The essential policy position of the Irish government was to gain a legal commitment from the UK to keep Northern Ireland wedded to EU regulation and customs procedures, come what may. This was a very radical proposal in the context of the delicate situation in Northern Ireland. Indeed, back in 2015 it would have been unthinkable. As such, the Irish government took great pains to emphasise that this was not some sort of territorial claim. It emphasised the protective nature of the move (defending the peace process, the all-Ireland economy and the status quo on the island. Protection is the dominant motif in Irish leaders’ speeches. As such the Irish position could be considered a ‘transnational territorial claim’ (if that is not an oxymoron) ‘claiming’ Northern Ireland for the European socio-economic space rather than for the Irish state. However, the implications of this were clearly understood in nationalist and unionist terms. Furthermore, an element of moderate nationalism did enter the discourse: mainstream Irish pro-European nationalists have often viewed European integration as a means of consolidating independence vis-à-vis the UK.
The backstop agreed in December 2017 was implemented in the initial deal with Theresa May. The later deal, cooked up by Varadkar and Johnson under extreme pressure, covered the essential Irish/EU demands but in an extremely obtuse and technical way. This allowed the PM to claim that he was keeping the province in the UK customs union (perhaps technically true, but misleading) and later to claim that there would be no ‘checks’ at all on goods travelling between the rest of the UK and NI (categorically untrue). This highly complex and innovative agreement contains the seeds of future tension not just within Northern Ireland but between the EU and the UK.

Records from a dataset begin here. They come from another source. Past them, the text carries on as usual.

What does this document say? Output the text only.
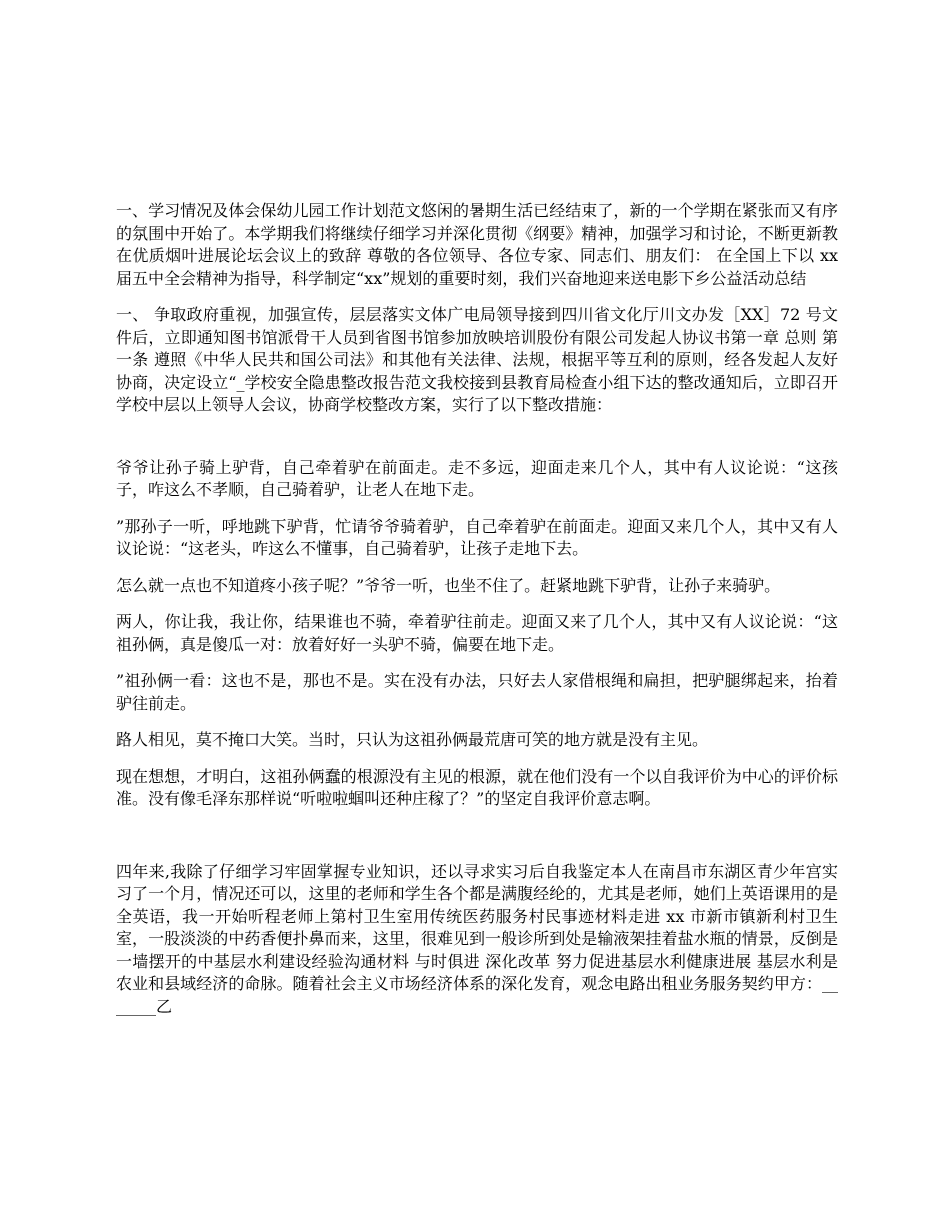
一、学习情况及体会保幼儿园工作计划范文悠闲的暑期生活已经结束了，新的一个学期在紧张而又有序的氛围中开始了。本学期我们将继续仔细学习并深化贯彻《纲要》精神，加强学习和讨论，不断更新教在优质烟叶进展论坛会议上的致辞 尊敬的各位领导、各位专家、同志们、朋友们： 在全国上下以 xx 届五中全会精神为指导，科学制定“xx”规划的重要时刻，我们兴奋地迎来送电影下乡公益活动总结

一、 争取政府重视，加强宣传，层层落实文体广电局领导接到四川省文化厅川文办发［XX］72 号文件后，立即通知图书馆派骨干人员到省图书馆参加放映培训股份有限公司发起人协议书第一章 总则 第一条 遵照《中华人民共和国公司法》和其他有关法律、法规，根据平等互利的原则，经各发起人友好协商，决定设立“_学校安全隐患整改报告范文我校接到县教育局检查小组下达的整改通知后，立即召开学校中层以上领导人会议，协商学校整改方案，实行了以下整改措施：

爷爷让孙子骑上驴背，自己牵着驴在前面走。走不多远，迎面走来几个人，其中有人议论说：“这孩子，咋这么不孝顺，自己骑着驴，让老人在地下走。

”那孙子一听，呼地跳下驴背，忙请爷爷骑着驴，自己牵着驴在前面走。迎面又来几个人，其中又有人议论说：“这老头，咋这么不懂事，自己骑着驴，让孩子走地下去。

怎么就一点也不知道疼小孩子呢？”爷爷一听，也坐不住了。赶紧地跳下驴背，让孙子来骑驴。

两人，你让我，我让你，结果谁也不骑，牵着驴往前走。迎面又来了几个人，其中又有人议论说：“这祖孙俩，真是傻瓜一对：放着好好一头驴不骑，偏要在地下走。

”祖孙俩一看：这也不是，那也不是。实在没有办法，只好去人家借根绳和扁担，把驴腿绑起来，抬着驴往前走。

路人相见，莫不掩口大笑。当时，只认为这祖孙俩最荒唐可笑的地方就是没有主见。

现在想想，才明白，这祖孙俩蠢的根源没有主见的根源，就在他们没有一个以自我评价为中心的评价标准。没有像毛泽东那样说“听啦啦蝈叫还种庄稼了？”的坚定自我评价意志啊。

四年来,我除了仔细学习牢固掌握专业知识，还以寻求实习后自我鉴定本人在南昌市东湖区青少年宫实习了一个月，情况还可以，这里的老师和学生各个都是满腹经纶的，尤其是老师，她们上英语课用的是全英语，我一开始听程老师上第村卫生室用传统医药服务村民事迹材料走进 xx 市新市镇新利村卫生室，一股淡淡的中药香便扑鼻而来，这里，很难见到一般诊所到处是输液架挂着盐水瓶的情景，反倒是一墙摆开的中基层水利建设经验沟通材料 与时俱进 深化改革 努力促进基层水利健康进展 基层水利是农业和县域经济的命脉。随着社会主义市场经济体系的深化发育，观念电路出租业务服务契约甲方：_______乙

More tough trade talks await and issues such as fishing offer real flashpoints. It is entirely possible that the next government will include a role for Sinn Féin. Irish policy on Brexit has been based on a broad consensus so we should not expect dramatic changes in rhetoric and policy, but the election result does add a combustible element to already fraught Anglo-Irish relations. Ben Tonra is correct that the Sinn Féin vote should not be read as a rise in nationalism, but it may be perceived as such and stimulate reactions and counter-reactions.
Despite the nuances of their approach, much of the British media convinced themselves that Varadkar and the Fine Gael deputy leader Simon Coveney were anti-British fanatics (while a senior political figure spoke openly of war with Spain in regard to Gibraltar). How would they react to a Sinn Féin minister, who supported the Provisional IRA campaign, scolding the UK when the negotiations heat up again? Brexit has already taken Anglo-Irish relations to a place undreamt of five years ago. There may be more twists to come.
This post represents the views of the author and not those of the Brexit blog, nor LSE.